Oil prices depressed on Monday, hurt by a potential restart of Libyan production just as surging COVID-19 cases set nerves on edge regarding world’s crude demand even though trade was boosted by a tropical storm that put production in the Gulf of Mexico in limbo.
At the last trading session, Bonny Light, Nigeria’s banner oil grade, jumped by 12 cents or 0.28% to $42.60 per barrel just as Qua Iboe, another key crude grade, drifted higher by $2.08 or 5.11% to $42.78.
The crew at Libya’s Sharara field is back to work, two engineers employed there said, after the National Oil Corporation declared a limited removal of force majeure.
It remains vague, nevertheless, the time production will resume and what volume it will allow.
“In the past, Libya has proven relatively adept… in bringing back production to circa 1 million bpd. However, the state of its oil infrastructure is a challenge to overcome,” said BNP Paribas’ Harry Tchilinguirian.
“(The) oil market is facing a fork in the road this week when it comes to pricing, and which option it chooses to travel will largely depend on how much real progress will come about in Libya.”

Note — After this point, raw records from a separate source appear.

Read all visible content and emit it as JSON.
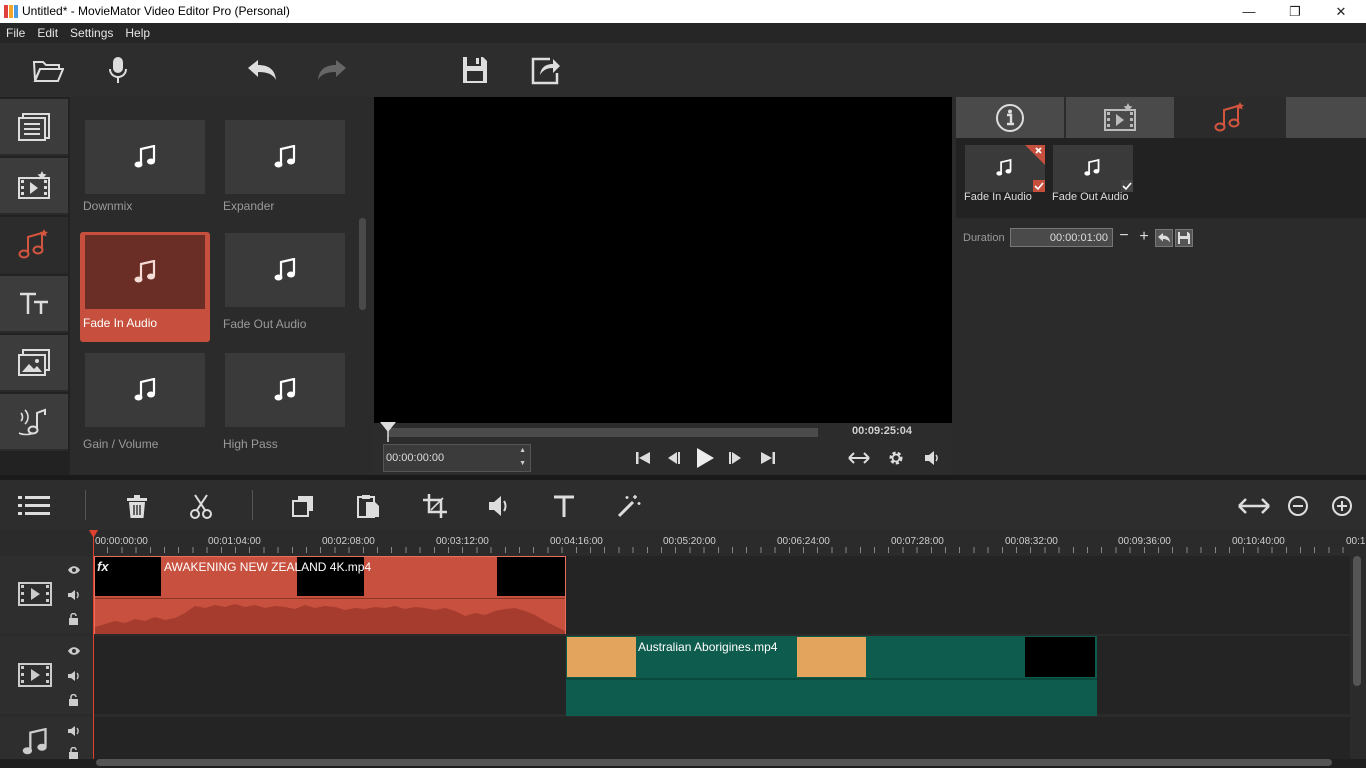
{
  "window": {
    "title": "Untitled* - MovieMator Video Editor Pro (Personal)",
    "minimize": "—",
    "maximize": "❐",
    "close": "✕"
  },
  "menu": [
    "File",
    "Edit",
    "Settings",
    "Help"
  ],
  "toolbar_icons": [
    "open-folder-icon",
    "microphone-icon",
    "undo-icon",
    "redo-icon",
    "save-icon",
    "export-icon"
  ],
  "sidebar_tabs": [
    "media-list-icon",
    "video-filter-icon",
    "audio-filter-icon",
    "text-icon",
    "image-icon",
    "audio-effects-icon"
  ],
  "gallery": {
    "items": [
      {
        "label": "Downmix",
        "selected": false
      },
      {
        "label": "Expander",
        "selected": false
      },
      {
        "label": "Fade In Audio",
        "selected": true
      },
      {
        "label": "Fade Out Audio",
        "selected": false
      },
      {
        "label": "Gain / Volume",
        "selected": false
      },
      {
        "label": "High Pass",
        "selected": false
      }
    ]
  },
  "player": {
    "timecode": "00:00:00:00",
    "duration": "00:09:25:04"
  },
  "properties": {
    "applied_filters": [
      "Fade In Audio",
      "Fade Out Audio"
    ],
    "duration_label": "Duration",
    "duration_value": "00:00:01:00"
  },
  "timeline": {
    "ruler": [
      "00:00:00:00",
      "00:01:04:00",
      "00:02:08:00",
      "00:03:12:00",
      "00:04:16:00",
      "00:05:20:00",
      "00:06:24:00",
      "00:07:28:00",
      "00:08:32:00",
      "00:09:36:00",
      "00:10:40:00",
      "00:1"
    ],
    "clip1": {
      "label": "AWAKENING   NEW ZEALAND 4K.mp4",
      "fx": "fx"
    },
    "clip2": {
      "label": "Australian Aborigines.mp4"
    }
  },
  "colors": {
    "accent": "#c6503d",
    "teal": "#0e5c4d",
    "clip_thumb": "#e3a55e"
  }
}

Goldman Sachs maintained its prediction for Brent to touch $49 a barrel by the end of 2020 and $65 by next September in spite of the Libyan developments.

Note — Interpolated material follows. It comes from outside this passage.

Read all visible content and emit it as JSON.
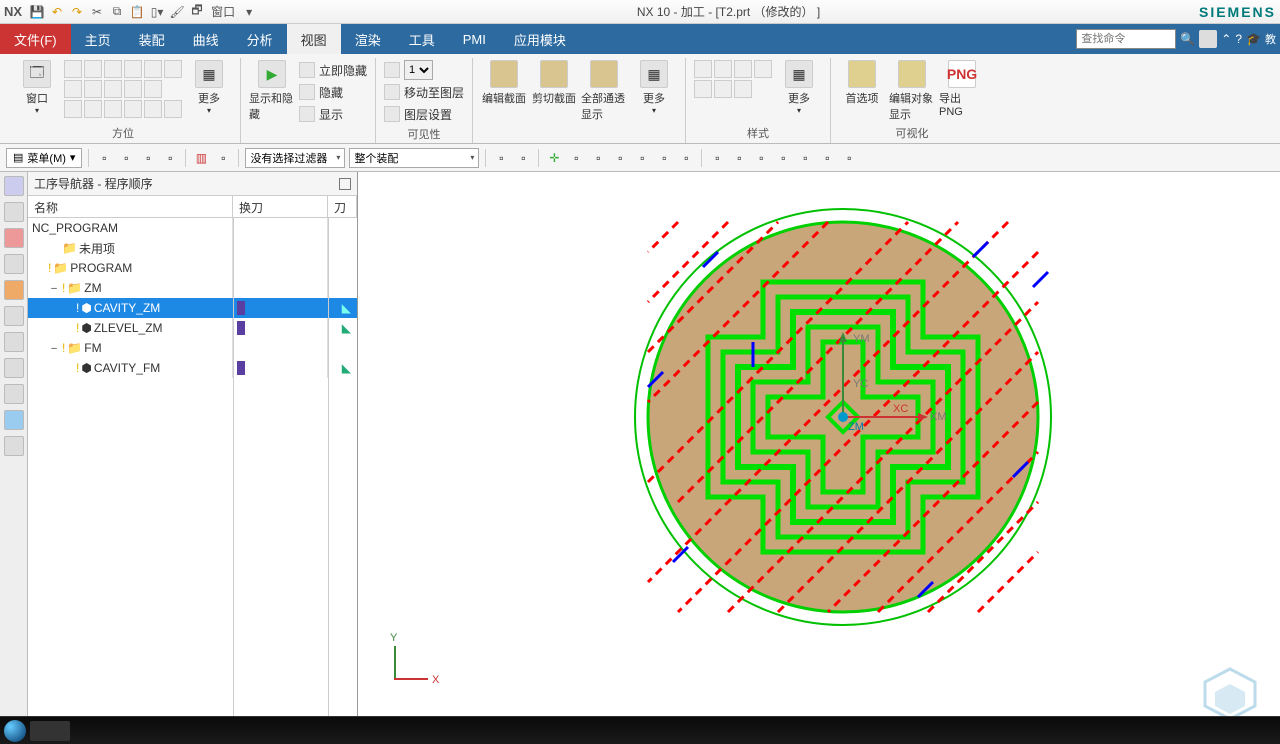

Upbeat sentiments are bolstered by the expectation of higher conformity to an output cut deal among the Organisation of the Petroleum Exporting Countries (OPEC) members and its Russia-led allies.

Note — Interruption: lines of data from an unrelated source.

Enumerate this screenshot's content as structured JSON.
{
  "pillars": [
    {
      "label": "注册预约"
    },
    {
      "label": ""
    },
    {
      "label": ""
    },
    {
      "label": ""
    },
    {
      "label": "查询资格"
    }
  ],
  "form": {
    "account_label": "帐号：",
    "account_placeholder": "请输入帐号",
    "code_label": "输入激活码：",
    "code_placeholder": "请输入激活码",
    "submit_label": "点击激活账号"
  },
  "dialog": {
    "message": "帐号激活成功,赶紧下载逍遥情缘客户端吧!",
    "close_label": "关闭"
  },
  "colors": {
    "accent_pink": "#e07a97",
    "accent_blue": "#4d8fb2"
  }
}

Yet an uptick in coronavirus cases might hobble demand.
Over 30.78 million persons have contracted the coronavirus, a Reuters tally reveals, and Prime Minister Boris Johnson in Britain was on Monday nursing a plan to put back lockdown curbs while infections in France and Spain have leapt also.
Providing a floor for prices, U.S. tropical Storm Beta, the 23rd rOil prices eported storm of the 2020 Atlantic hurricane season, swept onshore, putting production at risk.